Das Tierreich bietet viele Beispiele dafür, dass sich unsere Grundbedürfnisse kaum unterscheiden. So leben Papageien ihr Leben lang mit einem Partner zusammen und entwickeln sogar besondere Ständchen, die sie nur für diesen Partner singen. Romantik ist also auch ein tierisches Bedürfnis.
Auch in Pandemiezeiten gehen Tiere ähnlich vor wie wir Menschen: Die Kranken werden isoliert, damit sie die anderen nicht anstecken – ein Verhalten, das wir insbesondere in Corona-Zeiten auch in unseren Reihen beobachten können.

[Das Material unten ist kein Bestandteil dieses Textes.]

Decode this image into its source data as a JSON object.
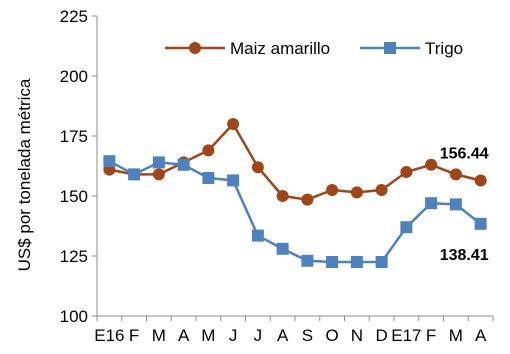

Challenger versucht mit zahlreichen weiteren Forschungsergebnissen deutlich zu machen, dass wir uns keineswegs nur über unseren Geist oder die Seele definieren können. Das Körperliche macht einen großen Teil unserer Identität aus und somit auch das Tierische. Bevor wir überhaupt dieses Körperliche durch Technologien und Maskerade verstecken können, starten wir alle in unser Leben nackt, hilflos und instinktgeleitet. Die Mutter-Kind-Beziehung legt von Geburt an bei allen Säugetieren die Grundlage für ein soziales Miteinander. Durch die Ausschüttung von Bindungs- und Glückshormonen beim Stillen und bei Berührungen, entsteht eine enge Beziehung zwischen Mutter und Kind. Studien ergaben, dass sowohl Tier als auch Mensch häufig ein gestörtes Sozialverhalten aufweisen, wenn es im Säuglingsalter keine Bindung zu der Mutter aufbauen konnte.
Vielleicht ist es die Fähigkeit, alles in unserem Umfeld zerstören zu können, die uns stets das Gefühl von Erhabenheit gegenüber der Natur und anderen Lebewesen gibt. Der Klimawandel und das Aussterben der Arten machen uns das jeden Tag deutlich, dass wir dazu in der Lage sind. Unsere Intelligenz hilft uns dabei, Maschinen zu bauen, die unsere Ernteerträge vervielfachen und die unser Überleben in Krankenhäusern sichern. Die Digitalisierung beschleunigt alle Arbeitsprozesse bis ins Unermessliche. Doch wie intelligent kann der Mensch sein, wenn er bei all dem Fortschritt das Körperliche und somit das Tierische in ihm vergisst? Bisher hatte noch kein Tier, außer der Mensch, die Ambitionen, seinen eigenen Lebensraum zu zerstören. Wenn wir anfangen würden, unsere Mitbewohner auf der Erde zu respektieren und unseren Sinn für Moral auch auf diese anzuwenden, würden sicherlich alle davon profitieren.
„Wir sollten uns das Leben nicht als Stufenleiter vorstellen, an deren Spitze das einzige Wesen von Wert steht – die menschliche Form des Bewusstseins und ihre Fähigkeit zur Sinnstiftung-, sondern als prächtiges Spektakel, das wir die ganze Zeit vor Augen haben.“
Melanie Challenger in „Wir Tiere“, S.277
Die preisgekrönte Lyrikerin und Sachbuchautorin hat für „Wir Tiere“ zehn Jahre lang recherchiert und diese Arbeit hat sich gelohnt. In jedem Kapitel zertrümmert sie Stück für Stück die Erhabenheit, von der wir uns alle nicht gänzlich freimachen können. Man muss es mögen, dass sie häufig abschweift, eine Vielzahl von Anekdoten aus dem Ärmel schüttelt, damit ihre Thesen aber nur weiter untermauert. Es ist faszinierend, aus wie vielen wissenschaftlichen Bereichen Challenger sich bedient. Ob Soziologie, Biologie, Psychologie, Archäologie oder Philosophie – die Autorin hat wirklich hervorragende interdisziplinäre Arbeit geleistet, die mich als Leserin nur staunen lässt.
Mit Demut lege ich das Buch zur Seite und weiß, dass mir viele Sätze noch lange in Erinnerung bleiben werden.